Week 21 workout summary (12/28-1/3):
- Monday: OFF
- Tuesday: Run - 5.10 miles (8:41 pace)
- Wednesday: Strength training at Journey
- Thursday: OFF
- Friday: Family bike ride - 4.33 miles
- Saturday: Run - 8.03 miles (8:57 pace)
- Sunday: Long run - 14.01 miles (8:59 pace)
Total miles: Run - 27.14 / Total runs: 3 / Total core workouts: 0 / Total strength/conditioning workouts: 1 / Total crosstraining: 1
Week 22 workout summary (1/4-1/10):
- Monday: Kettlebell/TRX workout at Journey (60 minutes)
- Tuesday: OFF
- Wednesday: OFF
- Thursday: Run - 4 miles at the resort (8:11 pace)
- Friday: Run with my friend - 3.62 miles at the resort (9:52 pace)

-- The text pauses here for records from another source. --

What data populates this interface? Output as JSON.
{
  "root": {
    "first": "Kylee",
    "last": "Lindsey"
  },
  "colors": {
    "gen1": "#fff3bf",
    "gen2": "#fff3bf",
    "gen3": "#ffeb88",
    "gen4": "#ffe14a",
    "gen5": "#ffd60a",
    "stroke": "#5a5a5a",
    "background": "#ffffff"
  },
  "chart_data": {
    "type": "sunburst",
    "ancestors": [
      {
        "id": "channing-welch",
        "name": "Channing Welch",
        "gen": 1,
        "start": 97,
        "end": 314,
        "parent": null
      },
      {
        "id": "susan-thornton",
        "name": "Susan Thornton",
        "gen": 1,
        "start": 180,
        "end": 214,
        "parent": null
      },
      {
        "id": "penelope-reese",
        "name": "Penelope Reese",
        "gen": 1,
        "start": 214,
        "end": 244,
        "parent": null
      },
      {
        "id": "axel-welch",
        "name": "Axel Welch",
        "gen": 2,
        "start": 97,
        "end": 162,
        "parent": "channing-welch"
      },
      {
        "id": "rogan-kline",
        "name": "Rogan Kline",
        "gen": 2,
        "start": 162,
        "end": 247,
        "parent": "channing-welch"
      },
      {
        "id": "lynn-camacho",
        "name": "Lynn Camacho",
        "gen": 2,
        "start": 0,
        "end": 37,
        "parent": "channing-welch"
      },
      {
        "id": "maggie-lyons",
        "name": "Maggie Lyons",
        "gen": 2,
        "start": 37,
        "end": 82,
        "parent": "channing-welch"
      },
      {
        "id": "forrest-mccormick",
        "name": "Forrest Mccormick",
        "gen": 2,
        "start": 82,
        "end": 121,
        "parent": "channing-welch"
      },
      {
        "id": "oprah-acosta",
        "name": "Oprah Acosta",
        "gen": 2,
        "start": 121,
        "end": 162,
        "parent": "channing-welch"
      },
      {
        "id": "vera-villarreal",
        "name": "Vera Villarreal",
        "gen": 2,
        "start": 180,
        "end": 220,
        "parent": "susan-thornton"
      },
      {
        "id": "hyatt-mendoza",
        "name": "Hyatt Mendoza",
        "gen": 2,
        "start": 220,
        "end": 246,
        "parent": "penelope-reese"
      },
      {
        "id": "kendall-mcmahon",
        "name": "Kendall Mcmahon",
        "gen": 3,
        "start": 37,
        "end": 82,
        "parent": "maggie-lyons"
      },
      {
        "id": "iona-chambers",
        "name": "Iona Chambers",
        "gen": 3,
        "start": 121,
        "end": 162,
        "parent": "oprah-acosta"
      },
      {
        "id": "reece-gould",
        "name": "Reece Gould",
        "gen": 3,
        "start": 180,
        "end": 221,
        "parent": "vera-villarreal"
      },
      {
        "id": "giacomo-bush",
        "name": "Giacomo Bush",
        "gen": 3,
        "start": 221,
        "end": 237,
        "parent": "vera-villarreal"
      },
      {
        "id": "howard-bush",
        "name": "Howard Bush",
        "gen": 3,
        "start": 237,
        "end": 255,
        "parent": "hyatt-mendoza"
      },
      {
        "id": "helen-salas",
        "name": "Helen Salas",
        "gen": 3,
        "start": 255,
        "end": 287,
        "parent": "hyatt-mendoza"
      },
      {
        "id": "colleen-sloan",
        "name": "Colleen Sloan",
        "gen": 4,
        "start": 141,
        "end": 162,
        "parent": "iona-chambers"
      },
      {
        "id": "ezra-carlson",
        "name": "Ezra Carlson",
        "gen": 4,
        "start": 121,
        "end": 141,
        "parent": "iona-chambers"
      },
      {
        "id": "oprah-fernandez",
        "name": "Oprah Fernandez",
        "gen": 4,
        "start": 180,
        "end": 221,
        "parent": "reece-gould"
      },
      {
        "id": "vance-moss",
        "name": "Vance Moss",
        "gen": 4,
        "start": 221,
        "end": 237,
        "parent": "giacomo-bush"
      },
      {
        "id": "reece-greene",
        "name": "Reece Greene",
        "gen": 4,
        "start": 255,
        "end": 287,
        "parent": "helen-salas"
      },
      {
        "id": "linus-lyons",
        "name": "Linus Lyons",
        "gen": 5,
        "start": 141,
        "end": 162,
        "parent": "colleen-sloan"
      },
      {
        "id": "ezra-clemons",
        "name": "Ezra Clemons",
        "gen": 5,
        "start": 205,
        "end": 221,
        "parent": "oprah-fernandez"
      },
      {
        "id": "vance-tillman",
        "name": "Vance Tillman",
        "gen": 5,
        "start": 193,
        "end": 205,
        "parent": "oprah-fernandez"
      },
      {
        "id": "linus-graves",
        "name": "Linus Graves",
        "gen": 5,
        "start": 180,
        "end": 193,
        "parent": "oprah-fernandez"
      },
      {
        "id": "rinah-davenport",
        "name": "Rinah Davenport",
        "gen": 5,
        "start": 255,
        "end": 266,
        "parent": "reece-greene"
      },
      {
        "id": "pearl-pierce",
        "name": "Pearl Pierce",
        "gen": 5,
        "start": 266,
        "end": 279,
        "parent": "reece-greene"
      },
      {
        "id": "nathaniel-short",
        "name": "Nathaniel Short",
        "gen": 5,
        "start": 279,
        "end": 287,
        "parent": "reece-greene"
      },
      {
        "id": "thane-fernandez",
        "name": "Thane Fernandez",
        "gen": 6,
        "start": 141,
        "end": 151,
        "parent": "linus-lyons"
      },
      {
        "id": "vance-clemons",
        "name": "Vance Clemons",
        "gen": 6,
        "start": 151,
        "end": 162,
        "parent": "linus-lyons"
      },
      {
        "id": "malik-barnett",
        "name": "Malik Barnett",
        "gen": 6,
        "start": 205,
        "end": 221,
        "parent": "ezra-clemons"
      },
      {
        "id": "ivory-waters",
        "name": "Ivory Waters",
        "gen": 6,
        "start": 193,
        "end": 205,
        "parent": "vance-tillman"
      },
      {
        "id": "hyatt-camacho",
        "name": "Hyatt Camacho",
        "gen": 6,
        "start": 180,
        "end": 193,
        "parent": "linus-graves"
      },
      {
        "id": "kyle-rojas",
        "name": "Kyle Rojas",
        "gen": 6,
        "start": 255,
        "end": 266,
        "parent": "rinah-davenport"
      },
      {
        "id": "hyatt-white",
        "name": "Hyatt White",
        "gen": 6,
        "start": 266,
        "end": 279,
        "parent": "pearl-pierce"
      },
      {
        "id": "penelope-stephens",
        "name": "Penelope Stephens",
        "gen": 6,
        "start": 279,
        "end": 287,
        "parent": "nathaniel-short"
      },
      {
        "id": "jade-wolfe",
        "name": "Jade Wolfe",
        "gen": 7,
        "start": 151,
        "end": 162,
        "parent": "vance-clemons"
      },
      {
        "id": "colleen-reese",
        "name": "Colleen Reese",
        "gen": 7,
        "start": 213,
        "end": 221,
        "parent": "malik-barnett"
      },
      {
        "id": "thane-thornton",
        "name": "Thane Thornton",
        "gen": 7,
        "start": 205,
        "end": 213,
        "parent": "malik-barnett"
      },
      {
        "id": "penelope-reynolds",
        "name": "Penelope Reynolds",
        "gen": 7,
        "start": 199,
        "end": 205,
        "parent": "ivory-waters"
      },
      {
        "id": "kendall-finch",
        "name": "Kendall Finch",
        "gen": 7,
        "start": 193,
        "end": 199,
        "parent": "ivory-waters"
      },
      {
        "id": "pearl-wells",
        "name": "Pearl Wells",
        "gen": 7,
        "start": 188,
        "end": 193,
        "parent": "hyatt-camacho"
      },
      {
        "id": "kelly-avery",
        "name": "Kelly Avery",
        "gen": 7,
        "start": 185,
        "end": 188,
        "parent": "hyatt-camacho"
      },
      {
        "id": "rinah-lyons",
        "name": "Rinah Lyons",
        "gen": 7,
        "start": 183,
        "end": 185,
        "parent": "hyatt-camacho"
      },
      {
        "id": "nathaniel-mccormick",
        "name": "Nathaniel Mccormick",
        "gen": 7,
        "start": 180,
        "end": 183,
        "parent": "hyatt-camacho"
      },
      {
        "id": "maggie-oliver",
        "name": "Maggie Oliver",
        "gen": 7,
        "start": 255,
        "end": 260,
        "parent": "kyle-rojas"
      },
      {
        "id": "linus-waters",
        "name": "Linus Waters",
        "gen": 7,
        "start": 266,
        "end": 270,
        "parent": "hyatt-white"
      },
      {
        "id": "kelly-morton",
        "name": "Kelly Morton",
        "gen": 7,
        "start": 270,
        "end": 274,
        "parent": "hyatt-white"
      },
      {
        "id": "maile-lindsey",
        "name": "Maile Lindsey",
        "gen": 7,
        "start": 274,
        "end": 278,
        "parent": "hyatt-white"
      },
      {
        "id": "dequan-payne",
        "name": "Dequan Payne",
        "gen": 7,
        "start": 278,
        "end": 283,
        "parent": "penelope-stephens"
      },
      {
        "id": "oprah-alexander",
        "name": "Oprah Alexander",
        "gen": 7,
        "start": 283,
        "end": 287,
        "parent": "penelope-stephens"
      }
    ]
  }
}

- Saturday: Disney Half (12:15 pace) + more than 30 miles of walking around Epcot
- Sunday: OFF, but lots of walking
Total miles: Run - 20.72 / Total runs: 3 / Total core workouts: 0 / Total strength/conditioning workouts: 1 / Total crosstraining: 1 (lots and lots of walking!)
And that's that. Time to taper hard and relax a little bit so I have fresh legs for the Charleston half!